Full title  An Inspector Calls

Author  J. B. Priestley

Type of work  Play

Genre  Realism

Language  Written in English; first performed in Russian translation

Time and place written  England, 1945-6

Date of first publication  1946

Publisher  N/A (first performed in USSR)

Tone  Social critique; solemn; fatalist; anti-hypocritical (critical of middle-class hypocrisies)

Tense  Present

Setting (time)  1912

Setting (place)  Burmley, Northern England

Protagonist  There is no single protagonist, although Sheila is the play’s emotional center

Major conflict  Eva Smith/Daisy Renton’s death implicates the entire Birling family, who sort out their culpability in her downfall.

Rising action  The Inspector arrives, asking questions about a girl’s suicide.

Climax  Eric is revealed to be the father of Eva’s unborn child.

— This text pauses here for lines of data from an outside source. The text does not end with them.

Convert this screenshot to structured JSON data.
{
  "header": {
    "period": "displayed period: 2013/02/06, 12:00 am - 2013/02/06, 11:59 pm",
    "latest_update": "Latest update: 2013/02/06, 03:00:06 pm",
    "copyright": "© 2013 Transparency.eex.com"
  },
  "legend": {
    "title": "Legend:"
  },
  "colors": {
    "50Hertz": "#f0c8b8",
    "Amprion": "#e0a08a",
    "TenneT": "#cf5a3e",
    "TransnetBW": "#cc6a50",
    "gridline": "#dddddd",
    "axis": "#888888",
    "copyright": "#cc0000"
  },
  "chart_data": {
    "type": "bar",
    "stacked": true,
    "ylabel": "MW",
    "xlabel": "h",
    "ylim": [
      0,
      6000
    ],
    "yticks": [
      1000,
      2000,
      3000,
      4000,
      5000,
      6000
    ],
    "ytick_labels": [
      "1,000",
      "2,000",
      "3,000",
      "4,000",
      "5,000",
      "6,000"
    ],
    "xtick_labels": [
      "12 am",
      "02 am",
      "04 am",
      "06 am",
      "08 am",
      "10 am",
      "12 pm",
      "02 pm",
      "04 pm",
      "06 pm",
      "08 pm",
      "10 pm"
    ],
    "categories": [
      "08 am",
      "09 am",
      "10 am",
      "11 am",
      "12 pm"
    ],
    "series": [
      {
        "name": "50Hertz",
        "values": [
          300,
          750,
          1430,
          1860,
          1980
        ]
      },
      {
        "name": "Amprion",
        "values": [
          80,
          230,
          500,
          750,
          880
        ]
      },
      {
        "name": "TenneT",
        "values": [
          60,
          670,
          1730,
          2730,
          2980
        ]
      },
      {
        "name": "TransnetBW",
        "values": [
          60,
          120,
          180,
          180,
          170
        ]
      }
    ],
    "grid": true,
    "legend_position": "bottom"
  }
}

Falling action  Gerald tells the family that, perhaps, the Inspector has “hoaxed” them to prove a point about social systems.

Themes   Guilt, suicide, learning/forgetting, and “inspection”

Motifs  Calls, drunkenness, rudeness/impertinence

Symbols  The engagement ring, disinfectant, the bar

Foreshadowing  Sheila wonders why Gerald was so busy the previous spring and summer, and it is because he was having an affair. Eric’s drinking increases over the course of the play and is brought up early on. The Inspector hints at global catastrophe, or world war, that might follow whole countries’ selfish behaviors.